Dr Sylvain Pourchet
de l'unité de soins palliatifs de l'hôpital
Paul-Brousse, (Villejuif).
(I) "Impact Médecin Hebdo"
n°487, 7 avril 2000.
(II) "Espace Ethique"/AP-HP, "Médecine
et justice face à la demande de mort", 2004.
(I) "Tous les patients atteints d’une
maladie évolutive mortelle expriment à un moment
ou à un autre le souhait de mourir. Ce n’est
pas pour autant une demande d’euthanasie. Leur lucidité
est altérée. Le lendemain, ils peuvent exprimer
l’espoir de guérir. Dans les deux cas, on ne
peut respecter leur demande. Poser le non au départ
constitue un repère pour ouvrir la discussion et le
cheminement personnel. Ce n’est pas disqualifier une
vraie demande mais chercher ce qu’il y a derrière,
l’aboutissement d’un raisonnement cohérent
».
Soulager la douleur physique est neuf fois sur dix possible
en moins de vingt-quatre heures."
(II) "Dans le contexte de l'unité
de soins palliatifs, nous recevons beaucoup de paroles tournant
autour de la mort. Systématiquement devrait-on dire,
si l’on interprète l’ensemble des périphrases
qu’il nous est donné d’entendre. En revanche,
les demandes de mort sont finalement assez rares. Il s’agit
plutôt d’affirmations qui n’appellent pas
véritablement de réponse : « Si je pouvais
m’endormir et ne pas me réveiller » ; «
J’aimerais que ça finisse » ; « C’est
trop dur » ; « Je voudrais partir » ; «
Vous savez, je n’ai pas peur de la mort « ;
« J’attends la fin ».
Pour un soignant, ces paroles sont d’abord un mode
d’expression, et le premier temps du soin est de rassurer
le patient sur le fait qu’il a bien été
entendu. C’est dans un second temps -sans chercher à
l’interpréter, ni à finir les phrases
à la place du patient, car on finit sans cela par travailler
sur notre propre parole- que l’on peut s’attacher
à la formulation de la demande : que voulez-vous dire
?
Ce travail de reformulation permet au patient de préciser
sa pensée, de sortir d’une parole en impasse.
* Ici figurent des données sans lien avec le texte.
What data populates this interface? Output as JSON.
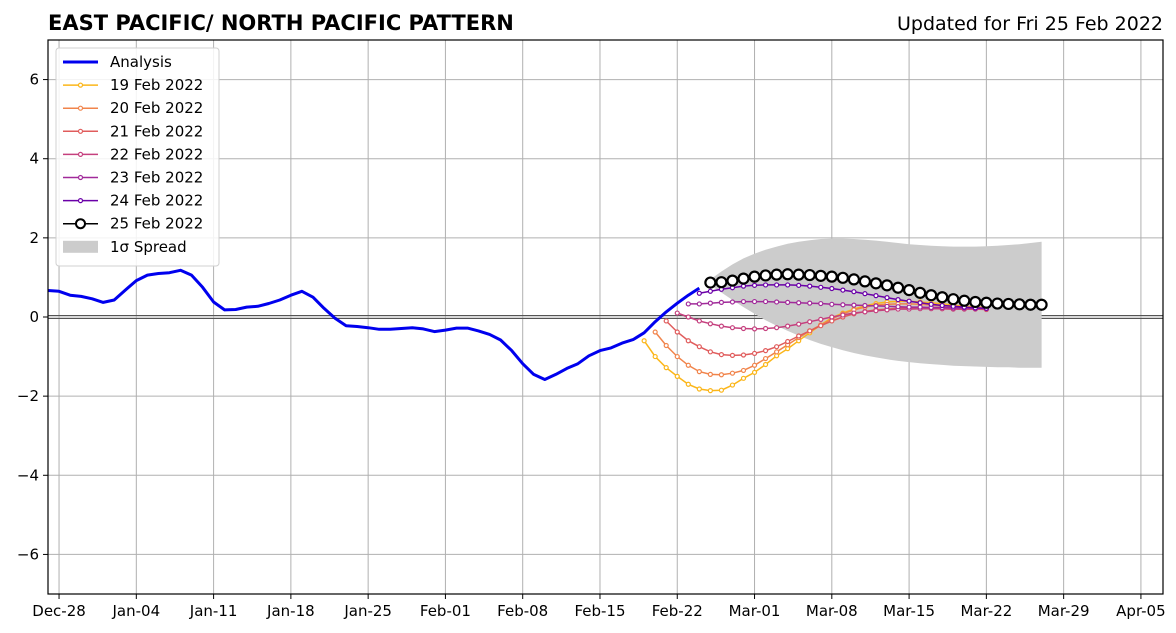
{
  "chart_data": {
    "type": "line",
    "title": "EAST PACIFIC/ NORTH PACIFIC PATTERN",
    "subtitle": "Updated for Fri 25 Feb 2022",
    "x_tick_labels": [
      "Dec-28",
      "Jan-04",
      "Jan-11",
      "Jan-18",
      "Jan-25",
      "Feb-01",
      "Feb-08",
      "Feb-15",
      "Feb-22",
      "Mar-01",
      "Mar-08",
      "Mar-15",
      "Mar-22",
      "Mar-29",
      "Apr-05"
    ],
    "x_start_label": "Dec-28",
    "xlim": [
      -1,
      100
    ],
    "ylim": [
      -7,
      7
    ],
    "y_ticks": [
      -6,
      -4,
      -2,
      0,
      2,
      4,
      6
    ],
    "y_tick_labels": [
      "−6",
      "−4",
      "−2",
      "0",
      "2",
      "4",
      "6"
    ],
    "grid": true,
    "legend_position": "upper-left",
    "legend": [
      {
        "label": "Analysis",
        "color": "#0000ee",
        "style": "analysis"
      },
      {
        "label": "19 Feb 2022",
        "color": "#fbb61a",
        "style": "forecast"
      },
      {
        "label": "20 Feb 2022",
        "color": "#f1844b",
        "style": "forecast"
      },
      {
        "label": "21 Feb 2022",
        "color": "#e05c5c",
        "style": "forecast"
      },
      {
        "label": "22 Feb 2022",
        "color": "#c5407e",
        "style": "forecast"
      },
      {
        "label": "23 Feb 2022",
        "color": "#a12a9a",
        "style": "forecast"
      },
      {
        "label": "24 Feb 2022",
        "color": "#6a00a8",
        "style": "forecast"
      },
      {
        "label": "25 Feb 2022",
        "color": "#000000",
        "style": "latest"
      },
      {
        "label": "1σ Spread",
        "color": "#cccccc",
        "style": "spread"
      }
    ],
    "analysis": {
      "name": "Analysis",
      "x": [
        -1,
        0,
        1,
        2,
        3,
        4,
        5,
        6,
        7,
        8,
        9,
        10,
        11,
        12,
        13,
        14,
        15,
        16,
        17,
        18,
        19,
        20,
        21,
        22,
        23,
        24,
        25,
        26,
        27,
        28,
        29,
        30,
        31,
        32,
        33,
        34,
        35,
        36,
        37,
        38,
        39,
        40,
        41,
        42,
        43,
        44,
        45,
        46,
        47,
        48,
        49,
        50,
        51,
        52,
        53,
        54,
        55,
        56,
        57,
        58
      ],
      "y": [
        0.67,
        0.65,
        0.55,
        0.52,
        0.46,
        0.37,
        0.43,
        0.68,
        0.92,
        1.06,
        1.1,
        1.12,
        1.18,
        1.06,
        0.75,
        0.38,
        0.18,
        0.19,
        0.25,
        0.27,
        0.34,
        0.43,
        0.55,
        0.65,
        0.5,
        0.22,
        -0.03,
        -0.22,
        -0.24,
        -0.27,
        -0.31,
        -0.31,
        -0.29,
        -0.27,
        -0.3,
        -0.37,
        -0.33,
        -0.28,
        -0.28,
        -0.35,
        -0.44,
        -0.58,
        -0.85,
        -1.18,
        -1.45,
        -1.58,
        -1.45,
        -1.3,
        -1.18,
        -0.98,
        -0.85,
        -0.78,
        -0.66,
        -0.57,
        -0.4,
        -0.12,
        0.13,
        0.35,
        0.55,
        0.73
      ]
    },
    "forecasts": [
      {
        "name": "19 Feb 2022",
        "x0": 53,
        "y": [
          -0.6,
          -1.0,
          -1.28,
          -1.5,
          -1.7,
          -1.82,
          -1.86,
          -1.85,
          -1.72,
          -1.55,
          -1.4,
          -1.2,
          -0.98,
          -0.8,
          -0.6,
          -0.4,
          -0.2,
          -0.02,
          0.1,
          0.2,
          0.28,
          0.34,
          0.38,
          0.4,
          0.4,
          0.38,
          0.36,
          0.33,
          0.3,
          0.27,
          0.25,
          0.24
        ]
      },
      {
        "name": "20 Feb 2022",
        "x0": 54,
        "y": [
          -0.38,
          -0.72,
          -1.0,
          -1.22,
          -1.38,
          -1.45,
          -1.46,
          -1.42,
          -1.35,
          -1.22,
          -1.05,
          -0.88,
          -0.7,
          -0.52,
          -0.35,
          -0.2,
          -0.05,
          0.08,
          0.18,
          0.25,
          0.3,
          0.32,
          0.33,
          0.33,
          0.32,
          0.3,
          0.28,
          0.27,
          0.25,
          0.24,
          0.23
        ]
      },
      {
        "name": "21 Feb 2022",
        "x0": 55,
        "y": [
          -0.1,
          -0.38,
          -0.6,
          -0.75,
          -0.88,
          -0.95,
          -0.97,
          -0.96,
          -0.92,
          -0.85,
          -0.75,
          -0.62,
          -0.48,
          -0.35,
          -0.22,
          -0.1,
          0.0,
          0.08,
          0.14,
          0.18,
          0.2,
          0.22,
          0.22,
          0.22,
          0.22,
          0.21,
          0.2,
          0.2,
          0.2,
          0.19
        ]
      },
      {
        "name": "22 Feb 2022",
        "x0": 56,
        "y": [
          0.1,
          0.0,
          -0.1,
          -0.17,
          -0.23,
          -0.27,
          -0.29,
          -0.3,
          -0.29,
          -0.27,
          -0.23,
          -0.18,
          -0.12,
          -0.06,
          0.0,
          0.05,
          0.1,
          0.13,
          0.16,
          0.18,
          0.2,
          0.2,
          0.21,
          0.21,
          0.21,
          0.2,
          0.2,
          0.2,
          0.2
        ]
      },
      {
        "name": "23 Feb 2022",
        "x0": 57,
        "y": [
          0.33,
          0.33,
          0.35,
          0.37,
          0.38,
          0.39,
          0.39,
          0.39,
          0.38,
          0.37,
          0.36,
          0.35,
          0.34,
          0.32,
          0.31,
          0.3,
          0.29,
          0.28,
          0.27,
          0.26,
          0.25,
          0.25,
          0.24,
          0.24,
          0.23,
          0.23,
          0.22,
          0.22
        ]
      },
      {
        "name": "24 Feb 2022",
        "x0": 58,
        "y": [
          0.6,
          0.65,
          0.7,
          0.74,
          0.78,
          0.8,
          0.81,
          0.81,
          0.81,
          0.8,
          0.78,
          0.75,
          0.72,
          0.68,
          0.64,
          0.59,
          0.54,
          0.49,
          0.44,
          0.4,
          0.36,
          0.32,
          0.29,
          0.27,
          0.25,
          0.23,
          0.22
        ]
      }
    ],
    "latest": {
      "name": "25 Feb 2022",
      "x0": 59,
      "y": [
        0.87,
        0.88,
        0.92,
        0.97,
        1.02,
        1.05,
        1.07,
        1.08,
        1.07,
        1.06,
        1.04,
        1.02,
        0.99,
        0.95,
        0.9,
        0.85,
        0.8,
        0.74,
        0.68,
        0.61,
        0.55,
        0.5,
        0.45,
        0.41,
        0.38,
        0.36,
        0.34,
        0.33,
        0.32,
        0.31,
        0.31
      ]
    },
    "spread": {
      "x0": 59,
      "upper": [
        0.95,
        1.15,
        1.33,
        1.48,
        1.6,
        1.7,
        1.78,
        1.85,
        1.9,
        1.94,
        1.97,
        1.98,
        1.98,
        1.97,
        1.95,
        1.93,
        1.9,
        1.87,
        1.84,
        1.82,
        1.8,
        1.79,
        1.78,
        1.78,
        1.78,
        1.79,
        1.8,
        1.82,
        1.84,
        1.87,
        1.9
      ],
      "lower": [
        0.8,
        0.62,
        0.43,
        0.25,
        0.08,
        -0.08,
        -0.22,
        -0.35,
        -0.47,
        -0.58,
        -0.68,
        -0.76,
        -0.84,
        -0.91,
        -0.97,
        -1.02,
        -1.07,
        -1.11,
        -1.14,
        -1.17,
        -1.19,
        -1.21,
        -1.23,
        -1.24,
        -1.25,
        -1.26,
        -1.27,
        -1.27,
        -1.28,
        -1.28,
        -1.28
      ]
    }
  }
}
De lever la confusion entre l’expression des craintes
liées à la maladie et les attentes vis-à-vis
des soignants. Un contrat réaliste va pouvoir être
établi : voici ce que vous demandez, voici ce qui est
possible. La confiance peut s’installer et le projet
de soin débuter. (…)
On perçoit combien les demandes tissent des réseaux
d’enjeux complexes et contradictoires. Commençons
donc par ne pas enfermer les paroles qui entourent la mort
sous l’étiquette univoque et impropre d’euthanasie.
Quelle relation se crée s’il n’est pas
possible pour le malade d’évoquer sa mort avec
un soignant sans craindre un passage à l’acte
? Où pourra s’exprimer librement la parole de
souffrance ? (…)
Et c’est là, que réside toute la puissance
de l’écoute et la responsabilité de l’écoutant.
Par son positionnement, il va permettre à la parole
de mort d’être une étape sur un chemin
d’adaptation, ou bloquer au contraire le processus en
confirmant qu’en effet, continuer est impossible ou
n’a pas de sens. A cet égard, soit nous utilisons
la parole dans sa fonction libératrice, soit nous contribuons
à la construction d’un enfermement infernal du
patient dans la souffrance.
Dans l’accompagnement en fin de vie, on découvre
avec un peu d’effroi que c’est de notre capacité
d’écoutant à recevoir la demande de mort
que vient l’apaisement ou la violence. (…) Le
passage à l’acte en réponse à une
demande de mort ne constituerait tout simplement pas une réponse
soignante. L’acte de soigner consiste à soulager
une souffrance, pas à faire disparaître le souffrant."